Donc c'est le Sénégal qui retarde ce projet ?
Non. Il faut qu'on soit clair. Tous les crédits ne sont pas disponibles pour le moment. Donc le Sénégal n'a rien à voir dans les lenteurs notées dans la mise en œuvre du projet en question.
Qui doit financer les crédits ?
C'est la France, même si elle a fait un appel à contribution aux différentes parties prenantes dans ce projet. Si les Etats impliqués n'y consentent pas, la France le fera, pour un meilleur accès de ce fonds, qui est très usité par la communauté internationale.
Peut-on avoir une idée du montant financier de ce projet ?

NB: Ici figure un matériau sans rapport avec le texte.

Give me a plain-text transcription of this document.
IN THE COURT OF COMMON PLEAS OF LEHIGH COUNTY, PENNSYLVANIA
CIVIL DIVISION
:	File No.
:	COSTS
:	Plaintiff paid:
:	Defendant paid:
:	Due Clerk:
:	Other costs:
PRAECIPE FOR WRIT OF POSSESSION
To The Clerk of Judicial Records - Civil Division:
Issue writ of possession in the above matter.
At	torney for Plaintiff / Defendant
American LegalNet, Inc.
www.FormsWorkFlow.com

C'est un projet qui est en train d'être monté. Pour le coût financier, c'est la seconde étape. La première étape, c'est la faisabilité. On y travaille. Le Sénégal en a assez fait parce que depuis la décolonisation, c'est le gouvernement du Sénégal qui met à disposition des locaux, du personnel et qui entretient les locaux des archives. Donc, le Sénégal en a assez fait pour la conservation des fonds d'archives. Mais moi, mon combat le plus grand reste et demeure l'édification d'une maison des archives, à mesure de prendre en charge correctement le patrimoine archivistique national aussi bien ancien que moderne. Car, notre déménagement au 4 C n'est que provisoire. Nous lançons un cri du cœur pour que vivement, à l'issue de la réhabilitation du building administratif, que nous puissions disposer d'une maison des archives apte à nous accueillir ou à défaut, voir le démarrage des constructions de cette maison des archives. Nous avons bon espoir du fait que pour la première fois dans l'histoire des discours de politique générale, le Premier ministre a parlé de la construction prochaine de la maison des archives.

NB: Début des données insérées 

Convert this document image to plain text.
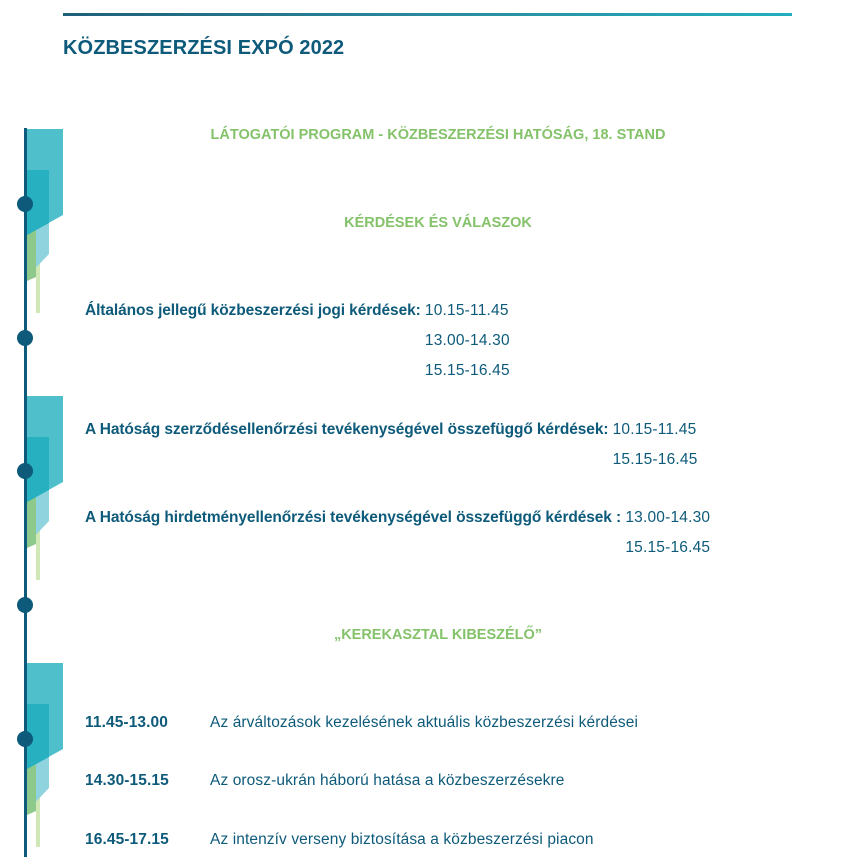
KÖZBESZERZÉSI EXPÓ 2022
LÁTOGATÓI PROGRAM - KÖZBESZERZÉSI HATÓSÁG, 18. STAND
KÉRDÉSEK ÉS VÁLASZOK
Általános jellegű közbeszerzési jogi kérdések: 10.15-11.45
13.00-14.30
15.15-16.45
A Hatóság szerződésellenőrzési tevékenységével összefüggő kérdések: 10.15-11.45
15.15-16.45
A Hatóság hirdetményellenőrzési tevékenységével összefüggő kérdések : 13.00-14.30
15.15-16.45
„KEREKASZTAL KIBESZÉLŐ”
11.45-13.00	Az árváltozások kezelésének aktuális közbeszerzési kérdései
14.30-15.15	Az orosz-ukrán háború hatása a közbeszerzésekre
16.45-17.15	Az intenzív verseny biztosítása a közbeszerzési piacon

Quels sont les actes que vous avez eu à poser depuis que vous êtes à la tête des Archives du Sénégal ?
Il est difficile de parler de soi-même. Nous avons eu à organiser un colloque scientifique sur les archives du Sénégal. Nous avons aussi organisé la prestation de serment de 44 archivistes. Nous avons formé une commission qui travaille étroitement sur les projets de décret d'application de la loi d'archives, la loi relative aux archives et aux documents administratifs. Nous avons en charge ce grand défi que constitue ce déménagement. Chaque année, depuis 3 ans, j'organise la journée internationale des archives. Je travaille avec une superbe équipe. Je serais aux anges si on arrivait à réaliser la maison des archives. Néanmoins, après édification de la maison des archives, je voudrais voir la valorisation de la fonction archives pour inviter la communauté nationale à mieux sensibiliser sur la fonction archives. J'invite les patrons de presse, les chefs d'entreprise à constituer des services d'archives avec l'aide des professionnels diplômés de l'école. C'est un grand vœu que je chéris.
Avez-vous les moyens pour réussir votre mission ?

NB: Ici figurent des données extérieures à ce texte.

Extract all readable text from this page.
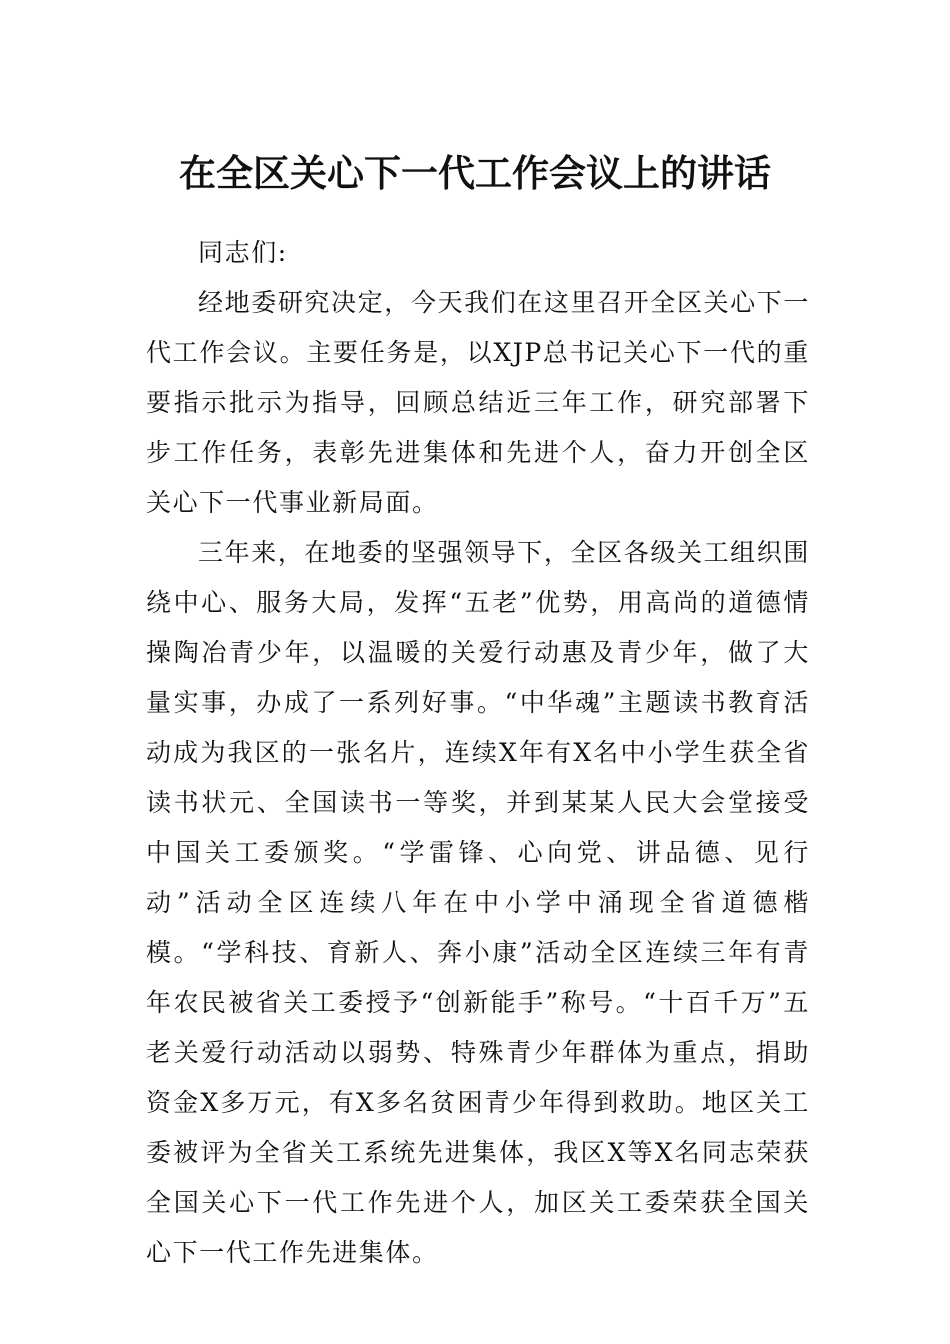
在全区关心下一代工作会议上的讲话

同志们:

经地委研究决定，今天我们在这里召开全区关心下一代工作会议。主要任务是，以XJP总书记关心下一代的重要指示批示为指导，回顾总结近三年工作，研究部署下步工作任务，表彰先进集体和先进个人，奋力开创全区关心下一代事业新局面。

三年来，在地委的坚强领导下，全区各级关工组织围绕中心、服务大局，发挥“五老”优势，用高尚的道德情操陶冶青少年，以温暖的关爱行动惠及青少年，做了大量实事，办成了一系列好事。“中华魂”主题读书教育活动成为我区的一张名片，连续X年有X名中小学生获全省读书状元、全国读书一等奖，并到某某人民大会堂接受中国关工委颁奖。“学雷锋、心向党、讲品德、见行动”活动全区连续八年在中小学中涌现全省道德楷模。“学科技、育新人、奔小康”活动全区连续三年有青年农民被省关工委授予“创新能手”称号。“十百千万”五老关爱行动活动以弱势、特殊青少年群体为重点，捐助资金X多万元，有X多名贫困青少年得到救助。地区关工委被评为全省关工系统先进集体，我区X等X名同志荣获全国关心下一代工作先进个人，加区关工委荣获全国关心下一代工作先进集体。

Nous avons un budget convenable. Je n'irais pas jusque dans les détails. Mais Je lance un plaidoyer à l'endroit des autorités pour le recrutement massif d'archivistes diplômés parce que nous avons des gab de classements qui ne peuvent se faire qu'avec des archivistes qui ont été formés à bonne école. Des techniciens également, nous en avons aussi besoin aux archives nationales. D'ailleurs l'atelier de restauration et l'unité audiovisuelle risquent d'être fermés faute de techniciens. Celui qui y officiait est parti à la retraite. Il est le seul restaurateur professionnel de l'AOF.
Est-ce à dire que l'Ebad ne joue pas son rôle ?
L'EBAD sert à former les archivistes, bibliothécaires, documentalistes. Ces métiers sont des métiers auxiliaires. Le restaurateur, il est formé ailleurs.